In what should have been a three-month red carpet rollout to an 80th birthday party, the mutual fund industry is not even thinking of a gala. Instead, it is pondering mistakes of the recent past and reforms for the near future.

Even the first fund company, MFS, and other highly respected players like Putnam, have not avoided troubling practices like market timing.

But it might be helpful to look at the scandal not just by the rules that have been broken – namely market timing and late trading – but, rather, by taking a hard look at the powerful people who betrayed middle-class investors in favor of satisfying larger and wealthier clients, like hedge funds.

"I was outraged," Charles R. Schwab said to The New York Times. "I just couldn't quite believe that a fund company would be in cahoots with hedge funds to allow them to use portfolio information to game their funds."

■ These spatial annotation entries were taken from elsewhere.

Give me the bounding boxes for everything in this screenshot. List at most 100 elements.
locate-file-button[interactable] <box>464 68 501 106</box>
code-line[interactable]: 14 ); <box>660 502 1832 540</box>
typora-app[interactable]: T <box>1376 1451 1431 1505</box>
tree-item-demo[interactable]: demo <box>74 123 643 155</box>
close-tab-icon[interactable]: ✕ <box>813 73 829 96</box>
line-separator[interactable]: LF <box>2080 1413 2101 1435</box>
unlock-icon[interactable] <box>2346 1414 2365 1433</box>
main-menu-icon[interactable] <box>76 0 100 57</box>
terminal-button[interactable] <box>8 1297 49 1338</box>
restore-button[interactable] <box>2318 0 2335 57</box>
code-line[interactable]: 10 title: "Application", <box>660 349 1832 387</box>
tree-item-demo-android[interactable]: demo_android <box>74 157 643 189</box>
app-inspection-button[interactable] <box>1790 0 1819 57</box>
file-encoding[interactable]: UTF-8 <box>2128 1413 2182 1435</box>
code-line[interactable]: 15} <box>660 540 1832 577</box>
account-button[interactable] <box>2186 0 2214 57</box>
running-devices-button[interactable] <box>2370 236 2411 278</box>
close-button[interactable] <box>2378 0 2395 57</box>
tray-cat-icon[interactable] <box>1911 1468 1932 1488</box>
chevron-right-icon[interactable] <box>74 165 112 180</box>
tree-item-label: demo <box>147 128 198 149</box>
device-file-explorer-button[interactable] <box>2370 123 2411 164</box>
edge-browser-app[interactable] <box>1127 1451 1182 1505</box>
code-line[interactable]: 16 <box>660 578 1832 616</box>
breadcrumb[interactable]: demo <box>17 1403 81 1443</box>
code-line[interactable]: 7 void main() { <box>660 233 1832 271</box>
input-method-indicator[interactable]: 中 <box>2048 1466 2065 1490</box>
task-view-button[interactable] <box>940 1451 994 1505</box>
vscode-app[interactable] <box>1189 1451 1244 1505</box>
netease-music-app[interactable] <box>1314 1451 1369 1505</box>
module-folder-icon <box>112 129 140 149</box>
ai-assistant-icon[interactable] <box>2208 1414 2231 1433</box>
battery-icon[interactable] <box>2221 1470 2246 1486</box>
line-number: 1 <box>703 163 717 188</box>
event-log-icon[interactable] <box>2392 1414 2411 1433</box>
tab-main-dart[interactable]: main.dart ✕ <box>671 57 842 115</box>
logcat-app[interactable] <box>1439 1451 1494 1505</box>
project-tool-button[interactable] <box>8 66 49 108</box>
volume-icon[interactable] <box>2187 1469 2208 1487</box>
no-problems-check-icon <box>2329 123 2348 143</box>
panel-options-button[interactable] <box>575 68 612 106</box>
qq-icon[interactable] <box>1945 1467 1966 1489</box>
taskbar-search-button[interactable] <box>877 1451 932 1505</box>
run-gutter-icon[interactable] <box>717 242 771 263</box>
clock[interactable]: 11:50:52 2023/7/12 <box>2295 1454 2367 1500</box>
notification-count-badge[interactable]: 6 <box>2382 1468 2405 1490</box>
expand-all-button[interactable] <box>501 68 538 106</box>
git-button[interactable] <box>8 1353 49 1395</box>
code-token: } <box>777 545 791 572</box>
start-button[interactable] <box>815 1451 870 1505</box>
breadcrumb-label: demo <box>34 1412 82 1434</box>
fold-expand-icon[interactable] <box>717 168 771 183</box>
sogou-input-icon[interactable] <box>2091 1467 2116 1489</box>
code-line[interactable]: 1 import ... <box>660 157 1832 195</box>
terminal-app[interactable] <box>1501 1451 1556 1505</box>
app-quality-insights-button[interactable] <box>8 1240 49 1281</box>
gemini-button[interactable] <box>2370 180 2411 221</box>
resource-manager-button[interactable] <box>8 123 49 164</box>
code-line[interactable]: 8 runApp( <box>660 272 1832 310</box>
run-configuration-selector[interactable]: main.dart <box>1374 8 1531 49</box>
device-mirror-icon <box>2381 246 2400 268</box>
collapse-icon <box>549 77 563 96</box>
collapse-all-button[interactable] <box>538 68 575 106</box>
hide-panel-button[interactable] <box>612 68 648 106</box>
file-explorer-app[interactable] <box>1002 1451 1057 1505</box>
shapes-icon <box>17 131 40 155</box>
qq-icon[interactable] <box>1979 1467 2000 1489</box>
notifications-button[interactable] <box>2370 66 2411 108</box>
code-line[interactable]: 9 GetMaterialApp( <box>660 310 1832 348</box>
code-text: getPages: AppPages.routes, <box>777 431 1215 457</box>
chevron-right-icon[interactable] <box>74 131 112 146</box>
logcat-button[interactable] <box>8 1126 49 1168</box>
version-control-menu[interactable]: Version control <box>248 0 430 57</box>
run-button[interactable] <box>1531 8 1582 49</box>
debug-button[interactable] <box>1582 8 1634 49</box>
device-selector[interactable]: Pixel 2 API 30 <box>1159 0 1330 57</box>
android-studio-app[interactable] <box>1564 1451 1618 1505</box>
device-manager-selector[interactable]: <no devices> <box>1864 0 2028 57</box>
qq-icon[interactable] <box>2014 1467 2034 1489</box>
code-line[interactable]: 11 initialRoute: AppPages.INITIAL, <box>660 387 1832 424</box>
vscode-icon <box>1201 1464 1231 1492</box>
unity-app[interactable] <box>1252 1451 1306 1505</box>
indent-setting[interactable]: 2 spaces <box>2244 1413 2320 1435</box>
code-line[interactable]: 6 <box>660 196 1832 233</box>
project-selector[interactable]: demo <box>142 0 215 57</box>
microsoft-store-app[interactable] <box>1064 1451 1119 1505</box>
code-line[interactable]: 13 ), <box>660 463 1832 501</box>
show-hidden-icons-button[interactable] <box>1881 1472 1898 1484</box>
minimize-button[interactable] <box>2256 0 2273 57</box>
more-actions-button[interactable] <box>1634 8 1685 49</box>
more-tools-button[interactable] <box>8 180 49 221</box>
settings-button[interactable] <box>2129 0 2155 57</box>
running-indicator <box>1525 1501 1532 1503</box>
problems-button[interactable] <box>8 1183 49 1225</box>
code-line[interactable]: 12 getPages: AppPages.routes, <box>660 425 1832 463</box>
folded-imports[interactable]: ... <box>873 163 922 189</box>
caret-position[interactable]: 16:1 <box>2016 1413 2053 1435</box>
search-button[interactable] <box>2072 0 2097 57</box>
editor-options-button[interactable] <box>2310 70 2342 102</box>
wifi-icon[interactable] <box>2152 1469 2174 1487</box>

Instead of changing the on-the-books rules and regulations of the industry, some experts said the only way to fix the industry is to re-inject it with proper morals.

Former Investment Company Institute President David Silver told The Times: "When you’re managing money for your mother, you don’t go around looking for opinions from lawyers on legal ways to skim. That’s what it means to be fiduciary."

But this March, when the 80 th anniversary of the first mutual fund rolls up, all the talk will be of alternative definitions of fiduciary and the ways some in the industry ruined the party.